Most of our use scenarios are albums as a unit, and the viewing area can only accommodate dozens of pieces. I am a developer, and I can confirm that tens of thousands of data sets are not huge, and it is not a problem for computers or databases.

Slow, mainly because Roon did not pay attention to this amount, the program details did not do bit. The test data set may be small and the network connection fast. Regardless of the query, the transmission can be in tens of milliseconds if normal.
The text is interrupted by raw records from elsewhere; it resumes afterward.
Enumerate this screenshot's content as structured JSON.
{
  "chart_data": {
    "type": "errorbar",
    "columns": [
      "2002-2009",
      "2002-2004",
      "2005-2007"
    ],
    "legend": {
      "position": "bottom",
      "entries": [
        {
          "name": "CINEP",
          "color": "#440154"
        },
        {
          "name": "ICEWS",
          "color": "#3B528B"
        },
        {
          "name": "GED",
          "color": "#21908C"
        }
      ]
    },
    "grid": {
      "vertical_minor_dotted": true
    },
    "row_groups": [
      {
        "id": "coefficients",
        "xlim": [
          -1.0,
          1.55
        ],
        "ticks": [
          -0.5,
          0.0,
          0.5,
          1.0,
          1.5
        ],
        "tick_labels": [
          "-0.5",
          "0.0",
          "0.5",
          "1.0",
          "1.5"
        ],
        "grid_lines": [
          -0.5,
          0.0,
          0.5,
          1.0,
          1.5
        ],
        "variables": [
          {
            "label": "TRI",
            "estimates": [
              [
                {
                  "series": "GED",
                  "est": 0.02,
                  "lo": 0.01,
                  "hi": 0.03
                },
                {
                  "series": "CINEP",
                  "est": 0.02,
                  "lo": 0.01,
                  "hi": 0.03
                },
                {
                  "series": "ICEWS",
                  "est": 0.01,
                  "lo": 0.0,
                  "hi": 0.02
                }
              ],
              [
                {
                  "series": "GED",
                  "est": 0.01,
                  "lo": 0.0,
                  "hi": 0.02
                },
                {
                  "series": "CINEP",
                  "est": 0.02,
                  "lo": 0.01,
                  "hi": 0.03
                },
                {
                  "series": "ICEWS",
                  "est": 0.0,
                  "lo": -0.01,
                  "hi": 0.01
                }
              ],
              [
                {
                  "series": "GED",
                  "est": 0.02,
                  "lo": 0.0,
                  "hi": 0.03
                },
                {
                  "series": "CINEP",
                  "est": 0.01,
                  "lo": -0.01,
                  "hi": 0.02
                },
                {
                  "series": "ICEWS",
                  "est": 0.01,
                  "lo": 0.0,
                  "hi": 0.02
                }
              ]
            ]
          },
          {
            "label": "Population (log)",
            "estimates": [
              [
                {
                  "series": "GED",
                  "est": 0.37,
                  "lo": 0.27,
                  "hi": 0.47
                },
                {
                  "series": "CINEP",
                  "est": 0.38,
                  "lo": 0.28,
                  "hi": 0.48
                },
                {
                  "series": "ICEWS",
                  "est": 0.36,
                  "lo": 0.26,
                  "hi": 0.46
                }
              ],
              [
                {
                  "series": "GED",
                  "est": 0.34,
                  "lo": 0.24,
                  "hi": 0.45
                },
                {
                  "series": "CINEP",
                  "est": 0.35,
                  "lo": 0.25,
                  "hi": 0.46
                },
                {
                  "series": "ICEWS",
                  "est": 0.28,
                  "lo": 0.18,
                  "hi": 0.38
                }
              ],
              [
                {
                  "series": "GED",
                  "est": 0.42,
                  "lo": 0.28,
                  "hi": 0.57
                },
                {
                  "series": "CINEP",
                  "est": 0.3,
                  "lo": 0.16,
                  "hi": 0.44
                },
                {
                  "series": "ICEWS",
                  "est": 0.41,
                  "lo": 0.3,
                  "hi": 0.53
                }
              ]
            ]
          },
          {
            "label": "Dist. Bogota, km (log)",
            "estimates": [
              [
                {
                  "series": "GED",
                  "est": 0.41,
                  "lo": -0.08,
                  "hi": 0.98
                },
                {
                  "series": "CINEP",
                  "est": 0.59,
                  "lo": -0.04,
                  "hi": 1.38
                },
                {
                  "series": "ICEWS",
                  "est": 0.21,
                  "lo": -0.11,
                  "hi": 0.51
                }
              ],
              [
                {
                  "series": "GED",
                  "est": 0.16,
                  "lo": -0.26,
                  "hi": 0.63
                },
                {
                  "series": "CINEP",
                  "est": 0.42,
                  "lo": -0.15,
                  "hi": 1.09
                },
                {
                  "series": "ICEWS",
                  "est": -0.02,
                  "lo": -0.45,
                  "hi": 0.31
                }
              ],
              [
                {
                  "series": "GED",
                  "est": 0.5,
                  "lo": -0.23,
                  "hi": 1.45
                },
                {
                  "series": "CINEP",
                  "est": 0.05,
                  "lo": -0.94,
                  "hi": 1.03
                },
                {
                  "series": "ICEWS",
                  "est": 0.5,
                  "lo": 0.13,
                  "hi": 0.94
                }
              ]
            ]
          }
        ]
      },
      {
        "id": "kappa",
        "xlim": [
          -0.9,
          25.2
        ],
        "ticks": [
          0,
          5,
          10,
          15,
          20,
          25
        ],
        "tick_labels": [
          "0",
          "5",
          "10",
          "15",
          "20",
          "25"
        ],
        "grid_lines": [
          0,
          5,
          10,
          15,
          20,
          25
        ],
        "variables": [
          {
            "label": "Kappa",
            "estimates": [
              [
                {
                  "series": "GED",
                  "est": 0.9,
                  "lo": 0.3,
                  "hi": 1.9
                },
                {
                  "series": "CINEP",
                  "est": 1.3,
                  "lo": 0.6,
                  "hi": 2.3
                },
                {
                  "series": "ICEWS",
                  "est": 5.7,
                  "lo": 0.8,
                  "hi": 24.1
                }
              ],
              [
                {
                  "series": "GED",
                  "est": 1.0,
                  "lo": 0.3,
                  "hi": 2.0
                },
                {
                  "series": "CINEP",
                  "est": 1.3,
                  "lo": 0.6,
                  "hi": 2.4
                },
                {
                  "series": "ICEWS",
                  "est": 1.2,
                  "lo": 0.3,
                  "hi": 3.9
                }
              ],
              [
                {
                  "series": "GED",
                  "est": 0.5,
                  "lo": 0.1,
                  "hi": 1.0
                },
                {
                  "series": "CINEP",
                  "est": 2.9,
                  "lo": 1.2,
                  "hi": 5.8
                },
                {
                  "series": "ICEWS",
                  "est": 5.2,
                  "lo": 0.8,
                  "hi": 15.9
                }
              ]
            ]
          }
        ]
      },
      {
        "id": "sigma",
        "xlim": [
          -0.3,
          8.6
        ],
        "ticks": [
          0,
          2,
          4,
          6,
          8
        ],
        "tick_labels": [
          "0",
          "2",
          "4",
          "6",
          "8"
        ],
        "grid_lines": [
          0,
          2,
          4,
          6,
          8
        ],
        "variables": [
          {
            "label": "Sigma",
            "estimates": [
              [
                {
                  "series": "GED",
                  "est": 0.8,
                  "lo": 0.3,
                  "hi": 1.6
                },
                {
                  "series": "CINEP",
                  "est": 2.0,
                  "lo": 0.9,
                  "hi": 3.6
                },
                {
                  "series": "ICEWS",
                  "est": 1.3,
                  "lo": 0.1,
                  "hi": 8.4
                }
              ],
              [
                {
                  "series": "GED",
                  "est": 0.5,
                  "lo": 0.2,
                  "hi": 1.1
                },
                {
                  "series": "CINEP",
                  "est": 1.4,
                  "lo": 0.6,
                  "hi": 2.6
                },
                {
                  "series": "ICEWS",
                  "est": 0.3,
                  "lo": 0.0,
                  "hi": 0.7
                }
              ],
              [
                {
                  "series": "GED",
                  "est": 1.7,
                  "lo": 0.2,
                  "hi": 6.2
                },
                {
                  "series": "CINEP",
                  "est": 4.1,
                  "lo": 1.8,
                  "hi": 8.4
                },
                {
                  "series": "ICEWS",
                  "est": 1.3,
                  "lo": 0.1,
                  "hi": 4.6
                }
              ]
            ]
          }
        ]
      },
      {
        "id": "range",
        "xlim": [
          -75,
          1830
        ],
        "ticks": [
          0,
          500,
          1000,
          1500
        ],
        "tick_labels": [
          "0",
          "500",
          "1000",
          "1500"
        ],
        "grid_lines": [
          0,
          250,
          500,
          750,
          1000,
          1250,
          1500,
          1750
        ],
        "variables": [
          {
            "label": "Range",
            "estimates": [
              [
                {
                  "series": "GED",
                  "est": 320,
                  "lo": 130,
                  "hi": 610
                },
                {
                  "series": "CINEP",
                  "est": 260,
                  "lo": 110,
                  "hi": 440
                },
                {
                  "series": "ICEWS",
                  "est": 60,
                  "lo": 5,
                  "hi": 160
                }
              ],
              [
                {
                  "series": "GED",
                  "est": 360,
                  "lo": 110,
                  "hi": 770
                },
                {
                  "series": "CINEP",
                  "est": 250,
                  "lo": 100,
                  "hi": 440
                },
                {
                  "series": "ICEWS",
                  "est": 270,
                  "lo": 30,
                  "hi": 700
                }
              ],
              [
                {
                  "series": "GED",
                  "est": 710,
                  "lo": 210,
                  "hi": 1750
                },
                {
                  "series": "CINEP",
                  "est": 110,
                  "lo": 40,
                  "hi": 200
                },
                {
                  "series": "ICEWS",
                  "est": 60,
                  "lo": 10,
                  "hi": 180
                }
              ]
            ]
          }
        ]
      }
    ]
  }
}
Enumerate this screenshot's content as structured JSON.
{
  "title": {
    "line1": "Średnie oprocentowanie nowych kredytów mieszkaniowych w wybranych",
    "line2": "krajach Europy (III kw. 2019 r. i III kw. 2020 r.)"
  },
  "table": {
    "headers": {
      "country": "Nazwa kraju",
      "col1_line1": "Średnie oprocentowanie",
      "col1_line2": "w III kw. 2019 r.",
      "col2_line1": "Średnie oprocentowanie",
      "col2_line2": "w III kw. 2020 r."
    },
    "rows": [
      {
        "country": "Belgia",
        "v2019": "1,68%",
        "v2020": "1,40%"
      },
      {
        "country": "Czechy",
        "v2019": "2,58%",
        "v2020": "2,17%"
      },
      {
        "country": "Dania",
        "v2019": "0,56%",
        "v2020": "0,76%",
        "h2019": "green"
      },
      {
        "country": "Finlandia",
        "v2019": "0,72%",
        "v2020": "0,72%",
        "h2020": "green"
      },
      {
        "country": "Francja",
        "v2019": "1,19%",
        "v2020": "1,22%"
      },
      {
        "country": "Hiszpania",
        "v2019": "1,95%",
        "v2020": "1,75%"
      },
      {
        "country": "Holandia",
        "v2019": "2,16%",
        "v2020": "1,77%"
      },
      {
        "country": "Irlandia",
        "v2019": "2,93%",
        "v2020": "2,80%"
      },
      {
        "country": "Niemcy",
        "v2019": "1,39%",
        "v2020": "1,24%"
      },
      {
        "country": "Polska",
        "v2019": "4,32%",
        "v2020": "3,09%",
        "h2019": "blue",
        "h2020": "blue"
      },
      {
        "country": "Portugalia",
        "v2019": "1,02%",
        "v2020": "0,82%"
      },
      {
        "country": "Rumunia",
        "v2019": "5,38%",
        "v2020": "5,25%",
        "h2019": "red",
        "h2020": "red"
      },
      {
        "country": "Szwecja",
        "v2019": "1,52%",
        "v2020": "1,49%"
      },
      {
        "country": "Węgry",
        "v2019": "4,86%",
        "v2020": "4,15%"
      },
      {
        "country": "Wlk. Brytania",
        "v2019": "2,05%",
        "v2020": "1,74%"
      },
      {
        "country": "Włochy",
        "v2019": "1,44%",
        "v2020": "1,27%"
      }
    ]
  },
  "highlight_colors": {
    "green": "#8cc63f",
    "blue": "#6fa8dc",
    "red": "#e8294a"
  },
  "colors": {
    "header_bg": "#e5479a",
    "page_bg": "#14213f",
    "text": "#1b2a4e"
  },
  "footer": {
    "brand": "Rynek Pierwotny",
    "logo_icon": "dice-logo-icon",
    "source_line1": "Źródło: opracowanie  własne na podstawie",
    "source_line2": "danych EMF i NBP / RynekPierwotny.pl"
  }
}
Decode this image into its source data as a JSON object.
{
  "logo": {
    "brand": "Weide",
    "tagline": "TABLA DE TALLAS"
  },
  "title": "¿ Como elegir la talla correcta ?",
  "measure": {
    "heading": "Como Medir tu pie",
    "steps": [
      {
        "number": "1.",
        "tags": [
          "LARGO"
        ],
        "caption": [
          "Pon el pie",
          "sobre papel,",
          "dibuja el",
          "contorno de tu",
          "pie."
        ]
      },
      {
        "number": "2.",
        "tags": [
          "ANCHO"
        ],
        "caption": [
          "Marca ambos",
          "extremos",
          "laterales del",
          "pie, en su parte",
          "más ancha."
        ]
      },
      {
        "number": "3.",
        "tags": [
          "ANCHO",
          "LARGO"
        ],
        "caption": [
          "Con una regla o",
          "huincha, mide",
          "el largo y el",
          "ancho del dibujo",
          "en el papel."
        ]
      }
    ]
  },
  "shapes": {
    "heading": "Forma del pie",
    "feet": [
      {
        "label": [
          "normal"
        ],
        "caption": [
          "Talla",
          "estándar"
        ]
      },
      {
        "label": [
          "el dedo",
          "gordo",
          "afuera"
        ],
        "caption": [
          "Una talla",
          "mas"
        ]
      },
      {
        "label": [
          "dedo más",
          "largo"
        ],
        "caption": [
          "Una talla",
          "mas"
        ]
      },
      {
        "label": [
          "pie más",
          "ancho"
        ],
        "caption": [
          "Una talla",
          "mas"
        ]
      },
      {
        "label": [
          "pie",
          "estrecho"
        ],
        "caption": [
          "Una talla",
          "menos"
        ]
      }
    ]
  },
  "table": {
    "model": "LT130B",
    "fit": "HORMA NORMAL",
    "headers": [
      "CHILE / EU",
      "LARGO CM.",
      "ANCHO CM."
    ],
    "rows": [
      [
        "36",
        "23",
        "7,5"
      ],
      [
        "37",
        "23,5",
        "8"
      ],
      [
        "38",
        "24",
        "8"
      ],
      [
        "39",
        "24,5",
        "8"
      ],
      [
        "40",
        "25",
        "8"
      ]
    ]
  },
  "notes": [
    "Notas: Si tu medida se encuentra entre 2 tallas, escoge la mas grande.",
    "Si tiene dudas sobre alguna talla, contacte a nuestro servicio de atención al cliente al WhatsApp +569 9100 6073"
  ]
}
Roon caches a large number of images and does not need to transfer images.

For example, I have a question here, but no one answered it for a long time, because their data are very small, there is no problem.
The problems mentioned in the post are definite and have good solutions.
Also keep an eye on your Log to find the problem.

https://community.roonlabs.com/t/macos-roon-server-slow-down-randomly-with-time-at-any-time/183515

It’s an expensive piece of paid software, and users have reason to demand better,
Expect official developers to focus on issues related to larger databases.

@Carl @brian

Here, for example, why is it so slow, because the implementation method is not considered, we don’t need to see all the results at once, still quite usable, it allows asynchronous parallelism, it doesn’t have to wait, etc… See it all.

And so on, is a test set, implementation method problem.

I suggest to subscribe to TIDAL or QUBUZ

Btw, I moved from having my mac (with music stored on external disks) as my core to a sonictransport as core, SMB mounting the music from my mac.
So far this is working exceptionally well for me. Except that copying new music onto the drives doesn’t trigger roon to update its database. I have it set to scan every 24 hours, or do a force rescan if I want it to find something sooner.

I tried other variations like a USB drive on the sonictransport but find this setup to be the best.